Chemogenetic (hM3Dq) activation of glutamatergic supramammillary neurons drives sustained wakefulness without inducing sleep rebound. (A) Diagram depicting Cre-dependent recombination of AAV-DIO-hM3Dq-mCherry in Vglut2-ires-Cre:APPSwe/PS1δE9 mice. (B) Labeling of mCherry-tagged hM3Dq using an anti-DsRed antibody (counterstain cresyl violet, scale bar 500 μm). (C) Timeline of hM3Dq-mediated manipulation of the SuM. (D) EEG data showing significantly increased wakefulness over 9 hours following CNO injection compared to the non-treated day (n=8: 4F, 4M, two-way repeated measures ANOVA, interaction: p<0.0001, Bonferroni post-hoc). (E) NaCl injection in AAV-hM3Dq mice showed no effect on % wakefulness (n=6: 1F, 5M). (F-H) Analysis of % wakefulness (F), % NREM sleep (G) and % REM sleep (H) between 06:00–09:00 (before CNO), 09:00–18:00 (after injection of CNO), and 18:00–06:00 (following night) showed significantly increased wakefulness and decreased sleep following CNO injection (red) compared to the non-treated day (black) but no differences prior to CNO injection. Analysis of the dark period (18:00–06:00) showed similar levels of % wakefulness and sleep in both groups demonstrating a lack of NREM or REM sleep rebound following sustained wakefulness over a period of 9 hrs (two-way repeated measures ANOVA, interaction: p<0.0001, Bonferroni post-hoc).
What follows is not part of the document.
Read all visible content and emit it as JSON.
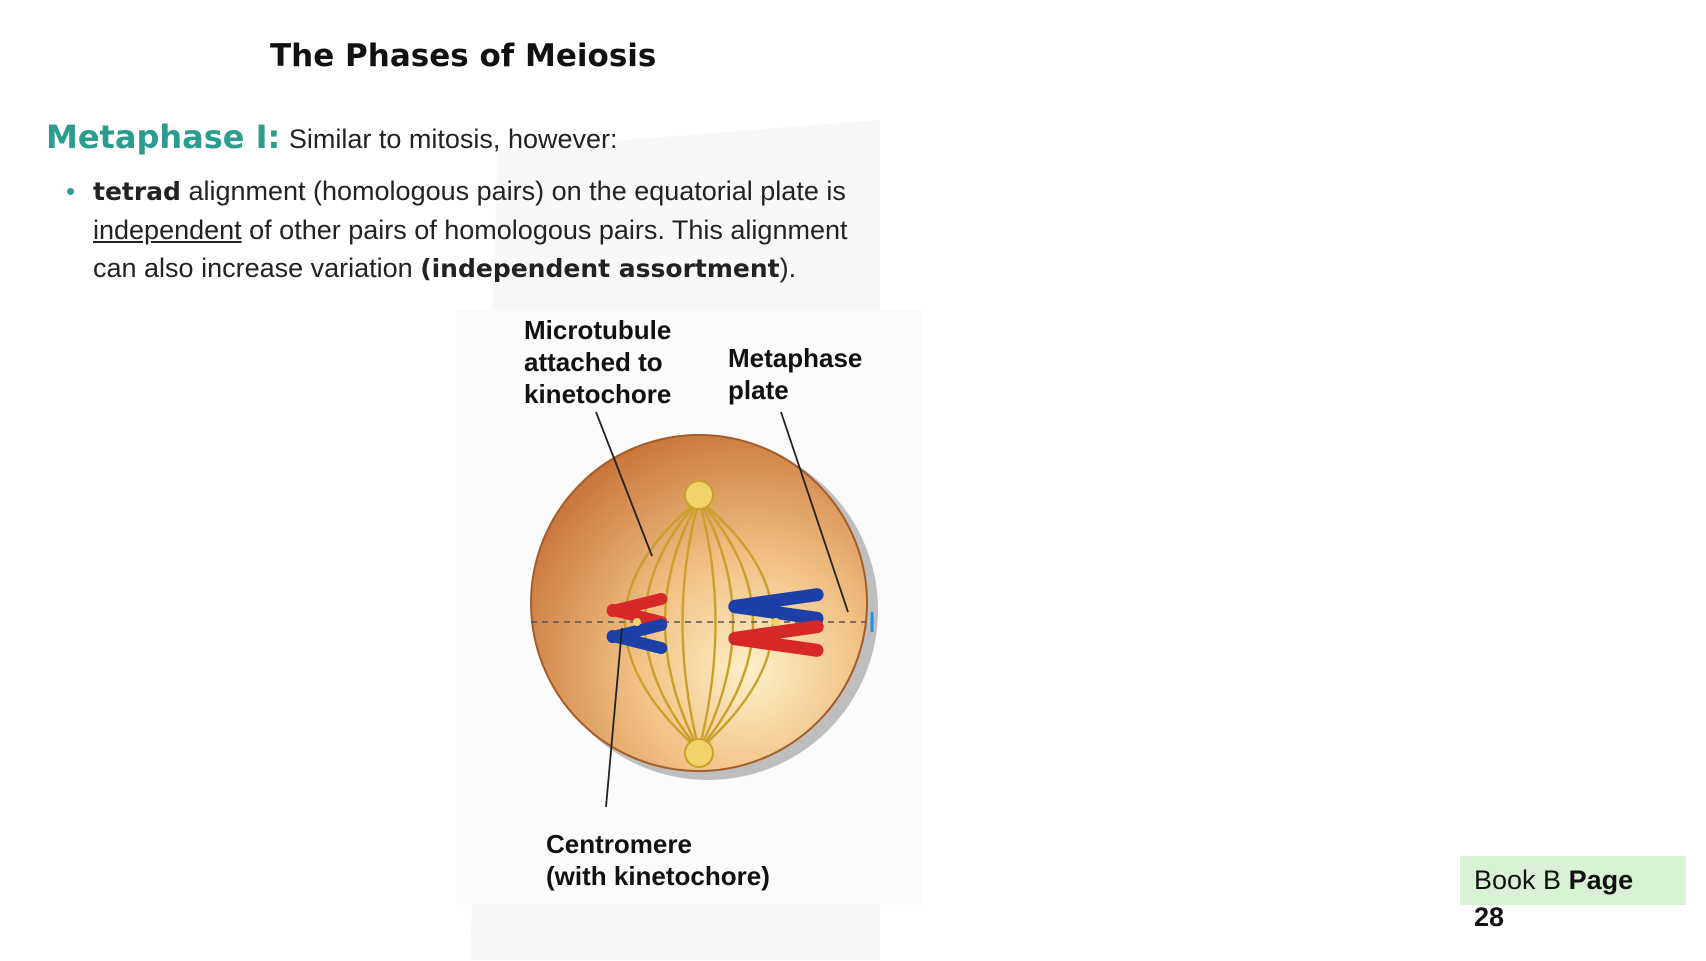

All data represent mean ± SEM. **p<0.01, ***p<0.001.

Fig. 4.

Chemogenetic activation of glutamatergic supramammillary neurons increases hippocampal ISF Aβ, tau, and lactate levels. (A) ISF Aβ levels normalized to baseline (06:00–09:00) during a 24-hour untreated period (black) and 24-hour period with CNO (red, n=8: 4F, 4M) or (B) NaCl injection (blue, n=6: 1F, 5M). (C) Average ISF Aβ was significantly increased after injection of CNO (09:00–18:00) compared to the untreated day (n=8, paired t-test). (D) NaCl control injection did not alter average ISF Aβ (n=6). (E) Normalized ISF lactate levels before and after CNO (n=7: 4F, 3M) and (F) NaCl injection (n=6). (G) Average ISF lactate was significantly increased after CNO injection (09:00–18:00) compared to the untreated day (n=7, Wilcoxon signed rank). (H) Average ISF lactate following control NaCl injection (09:00–18:00) was unchanged. (I) ISF tau levels normalized to baseline (06:00–09:00) in CNO-treated mice (n=9: 3F, 6M) and NaCl-injected controls (n=8: 4F, 4M). (J) ISF tau post CNO treatment (09:00–18:00) was significantly increased compared to NaCl controls (n=8–9, unpaired t-test). (K) Normalized ISF lactate levels of CNO (n=8: 3F, 5M) and NaCl-treated mice (n=8: 4F, 4M). (L) Average ISF lactate post CNO treatment (09:00–18:00) was increased compared to NaCl controls (n=8, Mann-Whitney). All data represent mean ± SEM. *p<0.05, ***p<0.001.